Take all your files, and convert them to proper resolution (better yet, beat your artist with a blunt object until he makes proper power of 2 images. Images look bad when you change their aspect ratio), and then turn them into compressed DDS files. You're writing a game, not an image editor, it doesn't need to know about PNG or TGA or anything else.
Then when your game runs, dump your compressed DDS directly into VRAM. You don't need to check their dimensions. You don't need to uncompress or convert anything. Just dump it directly. DDS also handles mip levels, which covers your next paragraph.
When the game is running, everything should already be ready to go. Nothing should ever have to be converted or processed on the fly. Keep a good copy of everything for editing purposes, but make sure it's all converted when you build your game. Do a simple date comparison, if any asset is newer than the last converted one, convert it then.
power-of-2 is good, but mandating power of 2 isn't always itself optimal from a content-creation POV. better IMO to accept whatever, and resample it as needed, but generally as a matter of policy try to keep everything power-of-2 (to avoid resampling).
a lot of the ugliness caused by resampling can be reduced by using bicubic interpolation for the texture resampler, but granted, doing this is slow (somewhat slower than bilinear or nearest interpolation).

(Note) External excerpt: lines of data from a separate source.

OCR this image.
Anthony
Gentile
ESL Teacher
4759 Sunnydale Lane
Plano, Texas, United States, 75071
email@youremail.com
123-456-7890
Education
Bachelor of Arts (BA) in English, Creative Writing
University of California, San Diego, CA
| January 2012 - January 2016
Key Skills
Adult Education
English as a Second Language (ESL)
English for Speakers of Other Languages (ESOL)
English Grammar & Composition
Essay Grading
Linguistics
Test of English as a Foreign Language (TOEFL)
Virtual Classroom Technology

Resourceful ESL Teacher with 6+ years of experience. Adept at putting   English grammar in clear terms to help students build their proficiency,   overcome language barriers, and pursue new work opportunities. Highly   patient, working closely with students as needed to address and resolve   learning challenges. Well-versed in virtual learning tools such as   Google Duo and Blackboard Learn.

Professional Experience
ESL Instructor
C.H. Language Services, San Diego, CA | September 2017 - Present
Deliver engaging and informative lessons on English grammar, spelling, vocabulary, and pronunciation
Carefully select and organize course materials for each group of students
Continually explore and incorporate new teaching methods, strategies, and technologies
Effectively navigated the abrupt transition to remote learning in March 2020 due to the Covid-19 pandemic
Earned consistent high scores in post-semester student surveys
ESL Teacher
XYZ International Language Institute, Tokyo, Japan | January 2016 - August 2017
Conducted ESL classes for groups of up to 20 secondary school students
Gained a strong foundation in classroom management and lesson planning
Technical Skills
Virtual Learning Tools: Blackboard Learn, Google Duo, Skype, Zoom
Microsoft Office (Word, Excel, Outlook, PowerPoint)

the problem with DDS is that it chews though a lot more HDD space than PNG or JPEG, and the potential for faster loading is largely hindered by the additional disk IO required (still better than BMP or TGA, which is just wasting HDD space). like, some saved clock-cycles doesn't really offset a slow HDD all that well (as well as still leaving download times longer for end-users, ...).
JPEG tends to gives the smallest files, but being lossy tends to result in lower image quality, and (in its common form) does not support alpha blending.
PNG is more of a compromise.
granted, I have a custom format (roughly based on JPEG, but with more features), but it has its own drawbacks (mostly that it is non-standard).
the Paeth issue more has to do with decoding PNG images, where essentially one ends up with several conditionals per pixel component (3 or 4 times per pixel):
given it is needed to do this about 1M times for a 512x512 image, and conditionals are fairly slow, this isn't free (especially since the branch-predictor can't really accurately predict them).
a direct linear predictor (a+b-c) usually does almost as well as Paeth, but is cheaper (but, sadly, not supported by PNG).
an encoder which then avoids Paeth ends up having to use a generally much less effective filter (resulting in bigger compressed images).
ironically, this issue is sufficiently bad that it manages to (almost single handedly) make decoding PNG images currently slower than decoding JPEG images.
but, alas...